Common man is special - DAY 866

Film Review: Madaari
Date: July 22 2016
Director: Nishikant Kamath
Cast: Irrfan Khan, Vishesh Bansal, Jimmy Shergill
Rating: 3 stars***

The film opens with a voice over questionning that presuming there’s a fight between an eagle and a mouse, who would win? If the eagle wins, the story becomes predictible. If the mouse wins, the story is unrealistic, so the third end is the story of Madaari.
An ordinary man/Irrfan Khan kidnaps the son of a powerful man, Home Minister/Tushar Dalvi and throws him a challenge.
This is not a regular cop and culprit chase. The issue is not ‘who’ but ‘why’. Shot on varied and fast changing locations within the interiors of India, the characters walk the sands, tan in the sun, sleep on chugging trains, ride in rickety buses and walk hungry for days.
What works about the film is the premise, the message and the intention. Director Nishikant Kamath has always displaced radical choice subjects beginning with his award winning Dombivali Fast, later Mumbai Meri Jaan on bomblasts and recently debate on right and wrong in Drishyam. This time Kamath knocks on your concience and exposes those in power.

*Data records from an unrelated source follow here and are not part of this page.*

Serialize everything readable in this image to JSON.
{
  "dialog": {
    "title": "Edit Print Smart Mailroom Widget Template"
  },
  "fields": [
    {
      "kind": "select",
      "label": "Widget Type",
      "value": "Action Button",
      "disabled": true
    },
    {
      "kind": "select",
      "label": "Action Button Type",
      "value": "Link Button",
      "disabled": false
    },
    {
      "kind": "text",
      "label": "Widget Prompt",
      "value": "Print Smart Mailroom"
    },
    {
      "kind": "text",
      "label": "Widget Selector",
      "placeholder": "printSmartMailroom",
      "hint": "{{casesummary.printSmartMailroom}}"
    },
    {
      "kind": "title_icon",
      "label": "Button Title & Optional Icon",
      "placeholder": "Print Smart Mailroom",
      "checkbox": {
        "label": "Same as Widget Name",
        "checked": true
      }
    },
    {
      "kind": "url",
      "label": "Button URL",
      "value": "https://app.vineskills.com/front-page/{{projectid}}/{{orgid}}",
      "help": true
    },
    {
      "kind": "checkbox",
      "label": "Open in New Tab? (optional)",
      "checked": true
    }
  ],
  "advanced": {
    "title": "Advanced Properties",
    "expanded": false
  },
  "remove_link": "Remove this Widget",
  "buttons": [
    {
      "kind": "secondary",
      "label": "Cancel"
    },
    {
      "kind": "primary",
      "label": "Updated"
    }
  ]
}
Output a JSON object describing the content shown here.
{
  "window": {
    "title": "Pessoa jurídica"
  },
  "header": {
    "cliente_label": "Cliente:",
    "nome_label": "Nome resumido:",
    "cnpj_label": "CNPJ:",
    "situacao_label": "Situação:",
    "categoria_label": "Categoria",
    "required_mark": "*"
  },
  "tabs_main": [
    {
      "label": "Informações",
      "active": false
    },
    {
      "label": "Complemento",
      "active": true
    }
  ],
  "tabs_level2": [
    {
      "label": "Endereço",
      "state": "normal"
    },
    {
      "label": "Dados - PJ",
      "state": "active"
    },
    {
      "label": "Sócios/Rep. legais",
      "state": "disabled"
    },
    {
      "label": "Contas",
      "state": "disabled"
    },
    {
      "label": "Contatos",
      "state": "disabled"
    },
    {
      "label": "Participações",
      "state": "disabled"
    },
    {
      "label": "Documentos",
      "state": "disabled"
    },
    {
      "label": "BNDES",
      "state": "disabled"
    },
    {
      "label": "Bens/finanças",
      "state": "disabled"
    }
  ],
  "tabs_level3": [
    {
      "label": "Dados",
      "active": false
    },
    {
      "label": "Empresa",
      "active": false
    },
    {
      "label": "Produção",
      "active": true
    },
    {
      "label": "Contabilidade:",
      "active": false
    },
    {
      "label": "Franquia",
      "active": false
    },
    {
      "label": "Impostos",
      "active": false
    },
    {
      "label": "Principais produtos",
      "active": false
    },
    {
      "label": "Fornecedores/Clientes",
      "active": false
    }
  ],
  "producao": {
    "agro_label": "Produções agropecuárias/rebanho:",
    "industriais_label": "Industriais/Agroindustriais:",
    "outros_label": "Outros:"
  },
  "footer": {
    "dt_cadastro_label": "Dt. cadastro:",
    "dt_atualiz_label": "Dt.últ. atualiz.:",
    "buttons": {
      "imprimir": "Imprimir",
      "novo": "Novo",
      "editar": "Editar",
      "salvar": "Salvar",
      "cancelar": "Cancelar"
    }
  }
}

The problem with Madaari is we have been throug similar journeys of the common man in A Wednesday and Traffic and the plot is devoid of surprises. The narrative is slow paced and the story unfairly hero centric. One misses the involvement of Rohan’s school, classmates and parents, particularly mothers of other students.
The main problem is the exaggerated climax. Would any minister under any dire circumstances ever visit a common man to resolve a crisis?
Jimmy Shergill as the investigating cop Nachiket is effective but almost invisible. Child star Vishesh Bansal is bright and cheeky but the film belongs solely to Irrfan Khan. As the dishevelled, unkempt kidnapper always on the move, Irrfan is merculrial and sparkling.
There is just one song in the film composed by Vishal Bharadwaj and another from Urdu poet Faiz Ahmed Faiz in the endcrdits and both add to the story telling.
Moral of the story: it is not necesaary for either the eagel or the mouse to conquer each other if both are accountable and ethical.